In November and December 2008, the "Tawani Foundation 2008 Antarctic International Expedition" headed by Richard Hoover of NASA's Marshall Space Flight Center used the lake as a test bed in its hunt for extreme life. Conditions in the lake are similar in some respects to those thought to exist on other moons and planets that contain water ice and methane; thus, this lake might provide an analog to environments that exist elsewhere in space. The expedition did find several new strains of extremophile microorganisms in the lake's waters, including a chemolithotroph that metabolises hydrogen.

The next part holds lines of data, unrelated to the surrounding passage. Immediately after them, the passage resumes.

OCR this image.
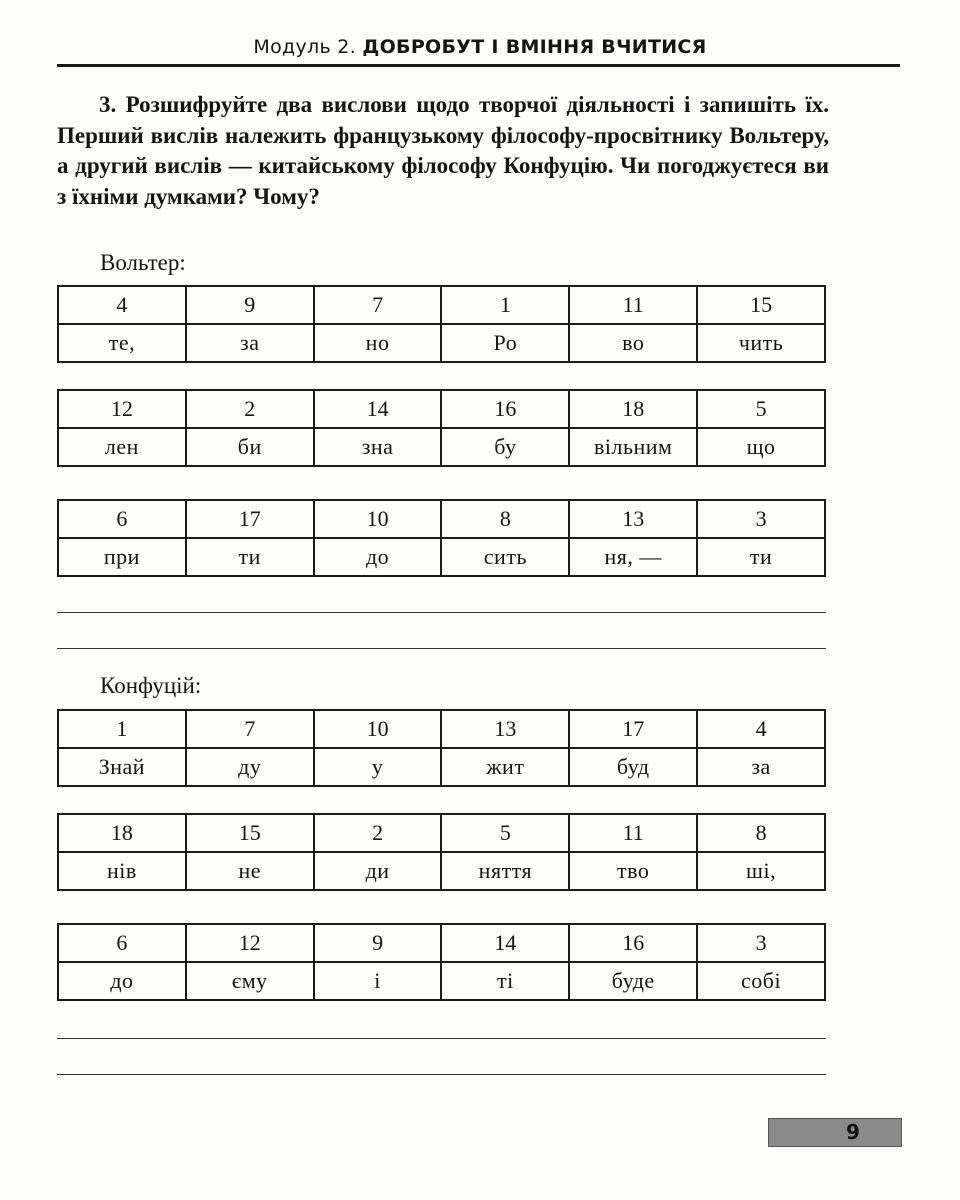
Модуль 2. ДОБРОБУТ І ВМІННЯ ВЧИТИСЯ

3. Розшифруйте два вислови щодо творчої діяльності і запишіть їх. Перший вислів належить французькому філософу-просвітнику Вольтеру, а другий вислів — китайському філософу Конфуцію. Чи погоджуєтеся ви з їхніми думками? Чому?

Вольтер:
4	9	7	1	11	15
те,	за	но	Ро	во	чить
12	2	14	16	18	5
лен	би	зна	бу	вільним	що
6	17	10	8	13	3
при	ти	до	сить	ня, —	ти
Конфуцій:
1	7	10	13	17	4
Знай	ду	у	жит	буд	за
18	15	2	5	11	8
нів	не	ди	няття	тво	ші,
6	12	9	14	16	3
до	єму	і	ті	буде	собі
9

This expedition involved an interdisciplinary international team of ten scientists and two teachers who explored not only Lake Untersee but also the Schirmacher Oasis. The geomicrobiological aspects of this expedition had three objectives: "to test laser induced fluorescence emission (L.I.F.E.) to be used for the exploration of the Mars regolith and poles; monitor global climate change; and to evaluate methods for detecting hydrocarbon contamination and subsequent bio-remediation in a fragile, endangered ecosystem." The results indicate that Lake Untersee, as a permanently ice-covered region, has very little usable soil and could be likened to the polar regions of Mars.
Experiments conducted have examined the metagenomes of eukaryotes; identified Prokaryotes and viruses inhabiting the lake; provided evidence of virus-mediated horizontal gene transfer and adaptive metabolic or cold protective phenotype alterations, identified microbial nanowire connections between multiple species at the ice-water interface, in the water column, and in the sediment; and established biomass estimates of life in the lake ice during the early spring growing season using laser-induced fluorescence emission (L.I.F.E.) imaging techniques.
Two scientific divers were also part of this team. Dale Andersen, with the SETI Institute's Carl Sagan Center for the Study of Life in the Universe, and Ian Hawes of Aquatic Research Solutions dived in Lake Untersee to study its unique microbial communities.